Il y a dès lors lieu, dans ce contexte, de prescrire à Mme B..., ainsi qu’à tous autres occupants de son chef, de libérer immédiatement l’emplacement n° 9 de l’aire d’accueil des gens du voyage de Givors, y compris de tous les biens entreposés sur cet emplacement. Il n’y a pas lieu, en l’espèce, d’assortir cette injonction d’une astreinte. Faute pour l’intéressée d’avoir libéré les lieux, la métropole de Lyon pourra, au besoin avec le concours de la force publique, procéder d’office à son expulsion. Par ailleurs, le présent jugement étant exécutoire selon les voies de droit commun, il n’y a pas lieu d’ordonner la remise des meubles de l’intéressée selon les dispositions de l’article L. 433-1 du code des procédures civiles d’exécution.

Dans les circonstances de l’espèce, il n’y a pas lieu de mettre à la charge de Mme B... une somme au titre de l’article L. 761-1 du code de justice administrative


ORDONNE :


Article 1er : Il est enjoint à Mme B..., et à tous autres occupants de son chef, de libérer immédiatement l’emplacement n° 9 de l’aire d’accueil des gens du voyage de Givors et d’enlever tous les biens lui appartenant.

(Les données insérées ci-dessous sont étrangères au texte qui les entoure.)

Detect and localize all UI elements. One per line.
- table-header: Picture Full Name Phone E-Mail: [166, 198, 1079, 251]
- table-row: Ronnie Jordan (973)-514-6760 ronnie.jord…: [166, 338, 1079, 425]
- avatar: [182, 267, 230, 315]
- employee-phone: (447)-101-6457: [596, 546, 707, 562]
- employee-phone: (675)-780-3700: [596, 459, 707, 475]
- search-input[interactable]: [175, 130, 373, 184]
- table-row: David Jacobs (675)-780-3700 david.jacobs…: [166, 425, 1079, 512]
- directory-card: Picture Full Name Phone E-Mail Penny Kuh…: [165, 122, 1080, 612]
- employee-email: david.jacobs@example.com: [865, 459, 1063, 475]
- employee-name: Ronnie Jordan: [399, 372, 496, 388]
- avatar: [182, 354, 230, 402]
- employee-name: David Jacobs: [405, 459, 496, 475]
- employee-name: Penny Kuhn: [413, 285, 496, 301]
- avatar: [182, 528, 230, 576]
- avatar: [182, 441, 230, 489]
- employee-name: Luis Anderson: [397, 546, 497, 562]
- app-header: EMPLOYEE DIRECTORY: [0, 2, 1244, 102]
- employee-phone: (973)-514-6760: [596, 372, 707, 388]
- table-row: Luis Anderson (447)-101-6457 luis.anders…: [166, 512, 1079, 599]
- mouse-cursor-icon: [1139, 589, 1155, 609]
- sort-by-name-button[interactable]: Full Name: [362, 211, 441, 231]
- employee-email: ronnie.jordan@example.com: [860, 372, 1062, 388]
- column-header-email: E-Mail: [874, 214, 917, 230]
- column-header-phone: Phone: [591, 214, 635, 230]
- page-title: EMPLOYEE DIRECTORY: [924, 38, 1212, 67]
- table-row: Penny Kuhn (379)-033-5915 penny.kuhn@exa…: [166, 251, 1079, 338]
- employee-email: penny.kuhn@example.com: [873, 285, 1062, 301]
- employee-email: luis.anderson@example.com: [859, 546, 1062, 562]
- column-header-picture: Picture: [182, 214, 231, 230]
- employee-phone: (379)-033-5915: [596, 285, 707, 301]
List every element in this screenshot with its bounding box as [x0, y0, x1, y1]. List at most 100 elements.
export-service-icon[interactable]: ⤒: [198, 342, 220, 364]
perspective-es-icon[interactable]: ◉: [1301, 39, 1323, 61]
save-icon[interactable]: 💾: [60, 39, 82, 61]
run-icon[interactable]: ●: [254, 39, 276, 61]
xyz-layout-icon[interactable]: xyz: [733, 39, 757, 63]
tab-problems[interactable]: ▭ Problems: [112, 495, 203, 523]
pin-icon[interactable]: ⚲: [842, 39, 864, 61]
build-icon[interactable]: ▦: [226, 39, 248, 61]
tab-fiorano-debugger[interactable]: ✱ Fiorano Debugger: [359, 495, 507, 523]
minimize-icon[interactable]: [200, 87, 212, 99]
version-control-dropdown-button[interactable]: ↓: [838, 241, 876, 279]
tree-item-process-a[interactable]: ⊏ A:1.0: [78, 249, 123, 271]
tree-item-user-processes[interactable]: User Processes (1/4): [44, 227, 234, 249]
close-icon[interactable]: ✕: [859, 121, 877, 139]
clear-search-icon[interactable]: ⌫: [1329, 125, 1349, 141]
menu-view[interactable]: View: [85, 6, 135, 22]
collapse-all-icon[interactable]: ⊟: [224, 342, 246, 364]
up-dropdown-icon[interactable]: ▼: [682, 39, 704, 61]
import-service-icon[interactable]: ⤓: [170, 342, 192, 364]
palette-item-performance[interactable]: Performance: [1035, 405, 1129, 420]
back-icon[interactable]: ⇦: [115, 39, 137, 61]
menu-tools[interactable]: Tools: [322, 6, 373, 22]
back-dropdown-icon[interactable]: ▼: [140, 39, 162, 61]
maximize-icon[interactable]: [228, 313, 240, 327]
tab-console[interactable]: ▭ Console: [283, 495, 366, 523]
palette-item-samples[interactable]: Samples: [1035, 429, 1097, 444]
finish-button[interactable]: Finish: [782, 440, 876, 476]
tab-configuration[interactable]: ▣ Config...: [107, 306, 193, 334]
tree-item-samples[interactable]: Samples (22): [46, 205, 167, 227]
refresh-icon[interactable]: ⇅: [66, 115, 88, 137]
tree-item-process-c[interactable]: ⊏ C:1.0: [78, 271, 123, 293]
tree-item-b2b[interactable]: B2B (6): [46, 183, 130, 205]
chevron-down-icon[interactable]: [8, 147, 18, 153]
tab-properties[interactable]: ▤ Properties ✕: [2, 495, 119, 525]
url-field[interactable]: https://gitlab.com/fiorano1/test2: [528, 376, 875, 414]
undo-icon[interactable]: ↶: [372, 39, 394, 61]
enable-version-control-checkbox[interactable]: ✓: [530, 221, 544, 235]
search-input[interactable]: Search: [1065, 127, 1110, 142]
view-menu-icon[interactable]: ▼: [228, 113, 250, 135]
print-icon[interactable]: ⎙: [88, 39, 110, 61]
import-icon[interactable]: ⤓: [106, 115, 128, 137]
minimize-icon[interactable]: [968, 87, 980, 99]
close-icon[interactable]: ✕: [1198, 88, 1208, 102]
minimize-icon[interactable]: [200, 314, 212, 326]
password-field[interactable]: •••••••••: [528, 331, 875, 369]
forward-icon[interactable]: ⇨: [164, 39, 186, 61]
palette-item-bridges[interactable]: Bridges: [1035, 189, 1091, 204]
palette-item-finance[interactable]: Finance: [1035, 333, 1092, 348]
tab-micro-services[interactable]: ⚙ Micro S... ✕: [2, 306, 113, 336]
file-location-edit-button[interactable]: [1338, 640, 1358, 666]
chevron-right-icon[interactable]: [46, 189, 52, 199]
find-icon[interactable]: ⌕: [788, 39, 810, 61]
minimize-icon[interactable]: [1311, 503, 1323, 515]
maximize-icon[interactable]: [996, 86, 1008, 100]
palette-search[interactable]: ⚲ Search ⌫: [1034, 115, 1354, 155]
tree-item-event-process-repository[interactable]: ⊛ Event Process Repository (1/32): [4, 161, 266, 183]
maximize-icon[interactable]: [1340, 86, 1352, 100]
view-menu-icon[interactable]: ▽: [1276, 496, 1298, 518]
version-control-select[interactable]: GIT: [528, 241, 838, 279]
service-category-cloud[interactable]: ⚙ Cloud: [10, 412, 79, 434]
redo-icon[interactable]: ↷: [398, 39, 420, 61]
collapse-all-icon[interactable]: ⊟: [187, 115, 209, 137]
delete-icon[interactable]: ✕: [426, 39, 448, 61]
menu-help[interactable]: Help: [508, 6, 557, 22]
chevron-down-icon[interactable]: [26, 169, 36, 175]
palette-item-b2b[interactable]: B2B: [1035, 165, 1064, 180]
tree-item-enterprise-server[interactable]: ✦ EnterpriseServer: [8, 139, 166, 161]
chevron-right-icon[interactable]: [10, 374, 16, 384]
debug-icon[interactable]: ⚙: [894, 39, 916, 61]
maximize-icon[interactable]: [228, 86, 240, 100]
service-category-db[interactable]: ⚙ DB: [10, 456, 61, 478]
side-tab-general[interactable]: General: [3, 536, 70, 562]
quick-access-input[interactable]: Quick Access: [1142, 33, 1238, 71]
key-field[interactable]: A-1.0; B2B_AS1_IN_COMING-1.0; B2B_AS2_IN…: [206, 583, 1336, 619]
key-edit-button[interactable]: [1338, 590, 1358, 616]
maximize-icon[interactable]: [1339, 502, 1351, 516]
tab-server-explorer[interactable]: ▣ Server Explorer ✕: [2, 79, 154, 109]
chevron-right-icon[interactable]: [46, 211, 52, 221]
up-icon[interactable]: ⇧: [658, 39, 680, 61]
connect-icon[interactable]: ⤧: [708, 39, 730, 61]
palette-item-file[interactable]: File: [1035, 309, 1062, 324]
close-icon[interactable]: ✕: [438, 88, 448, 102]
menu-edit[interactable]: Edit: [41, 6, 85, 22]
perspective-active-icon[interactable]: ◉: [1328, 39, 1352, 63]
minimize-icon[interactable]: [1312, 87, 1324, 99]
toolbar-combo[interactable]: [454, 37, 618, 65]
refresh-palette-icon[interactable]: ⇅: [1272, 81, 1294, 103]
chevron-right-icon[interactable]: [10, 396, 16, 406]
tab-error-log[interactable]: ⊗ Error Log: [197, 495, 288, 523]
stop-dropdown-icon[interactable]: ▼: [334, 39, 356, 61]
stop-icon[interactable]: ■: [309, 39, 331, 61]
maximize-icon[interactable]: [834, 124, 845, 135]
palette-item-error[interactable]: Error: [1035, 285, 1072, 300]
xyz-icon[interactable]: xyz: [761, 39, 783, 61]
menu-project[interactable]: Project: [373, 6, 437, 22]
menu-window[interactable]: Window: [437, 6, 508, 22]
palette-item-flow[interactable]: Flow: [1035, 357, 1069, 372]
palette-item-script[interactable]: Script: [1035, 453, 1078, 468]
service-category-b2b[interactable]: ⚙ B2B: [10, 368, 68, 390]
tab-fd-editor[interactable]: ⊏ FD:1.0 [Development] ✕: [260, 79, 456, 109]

Article 2 : Faute pour l’intéressée d’avoir libéré les lieux, la métropole de Lyon pourra, au besoin avec le concours de la force publique, procéder d’office à son expulsion.

Article 3 : Le surplus des conclusions de la requête est rejeté.

Article 4 : La présente ordonnance sera notifiée à la métropole de Lyon et à Mme A... B....



Fait à Lyon le 19 février 2026.



Le juge des référés






J.-P. Chenevey




La République mande et ordonne à la préfète du Rhône en ce qui la concerne ou à tous commissaires de justice à ce requis en ce qui concerne les voies de droit commun contre les parties privées, de pourvoir à l'exécution de la présente décision.